Between 2012 and 2015, 135 patients with RCC were randomized, in addition to general anesthesia, to receive either spinal analgesia with clonidine or epidural analgesia, stratified to surgical technique. Inclusion criteria were American Society of Anesthesiologists (ASA) score of III or less, age over 18 years and no chronic pain medication or cognitive disorders.
The median LOS was 4 days for patients in the spinal group and 6 days in the epidural group (p = 0.001). There were no differences regarding duration of surgery, blood loss, RENAL score, tumor size or complications between the given analgesia methods. A limitation was that different anesthesiologists were responsible for administering spinal or epidural anesthesia, as in a real-world clinical situation.

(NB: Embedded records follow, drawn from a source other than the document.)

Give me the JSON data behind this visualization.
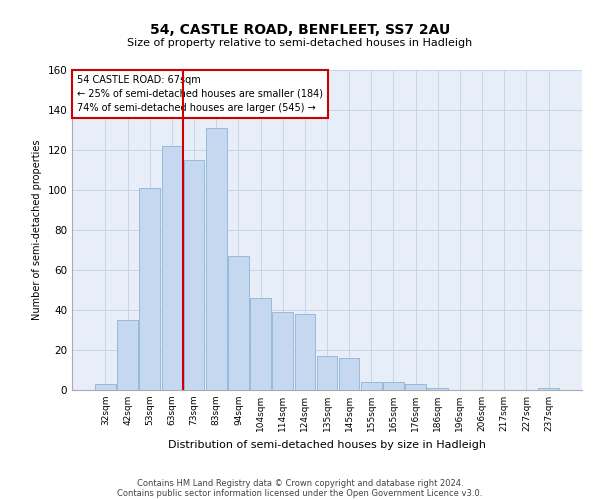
{
  "title": "54, CASTLE ROAD, BENFLEET, SS7 2AU",
  "subtitle": "Size of property relative to semi-detached houses in Hadleigh",
  "xlabel": "Distribution of semi-detached houses by size in Hadleigh",
  "ylabel": "Number of semi-detached properties",
  "footnote1": "Contains HM Land Registry data © Crown copyright and database right 2024.",
  "footnote2": "Contains public sector information licensed under the Open Government Licence v3.0.",
  "property_label": "54 CASTLE ROAD: 67sqm",
  "annotation_line1": "← 25% of semi-detached houses are smaller (184)",
  "annotation_line2": "74% of semi-detached houses are larger (545) →",
  "bar_color": "#c5d8f0",
  "bar_edge_color": "#8ab4d8",
  "vline_color": "#cc0000",
  "categories": [
    "32sqm",
    "42sqm",
    "53sqm",
    "63sqm",
    "73sqm",
    "83sqm",
    "94sqm",
    "104sqm",
    "114sqm",
    "124sqm",
    "135sqm",
    "145sqm",
    "155sqm",
    "165sqm",
    "176sqm",
    "186sqm",
    "196sqm",
    "206sqm",
    "217sqm",
    "227sqm",
    "237sqm"
  ],
  "values": [
    3,
    35,
    101,
    122,
    115,
    131,
    67,
    46,
    39,
    38,
    17,
    16,
    4,
    4,
    3,
    1,
    0,
    0,
    0,
    0,
    1
  ],
  "ylim": [
    0,
    160
  ],
  "yticks": [
    0,
    20,
    40,
    60,
    80,
    100,
    120,
    140,
    160
  ],
  "grid_color": "#c8d4e8",
  "bg_color": "#e8eef8",
  "vline_x": 3.5
}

In this randomized controlled study, spinal analgesia with clonidine was superior to continuous epidural analgesia in patients operated on with open nephrectomy, based on shorter LOS. A shorter LOS in the study group indicates faster mobilization and improved analgesia. Spinal analgesia did not carry more complications than epidural analgesia.
本研究评估了更有效的围手术期镇痛是否可作为多模式方法的一部分,以尽量减少发病率并改善肾细胞癌(RCC)常用开放手术方法后的术后管理。本研究的目的是确定可乐定脊髓麻醉是否能增强术后镇痛效果、加快活动恢复并缩短住院时间(LOS)。
2012年至2015年间,135例RCC患者除接受全身麻醉外,根据手术技术分层,随机接受可乐定脊髓镇痛或硬膜外镇痛。纳入标准为美国麻醉医师协会(ASA)评分III级或更低、年龄超过18岁且无慢性疼痛药物治疗或认知障碍。
脊髓组患者的中位住院时间为4天,硬膜外组为6天(p = 0.001)。给定镇痛方法在手术持续时间、失血量、RENAL评分、肿瘤大小或并发症方面无差异。一个局限性在于,与实际临床情况一样,不同的麻醉医师负责实施脊髓或硬膜外麻醉。
在这项随机对照研究中,基于更短的住院时间,可乐定脊髓镇痛在接受开放性肾切除术的患者中优于持续硬膜外镇痛。研究组更短的住院时间表明活动恢复更快且镇痛效果更佳。脊髓镇痛的并发症并不比硬膜外镇痛更多。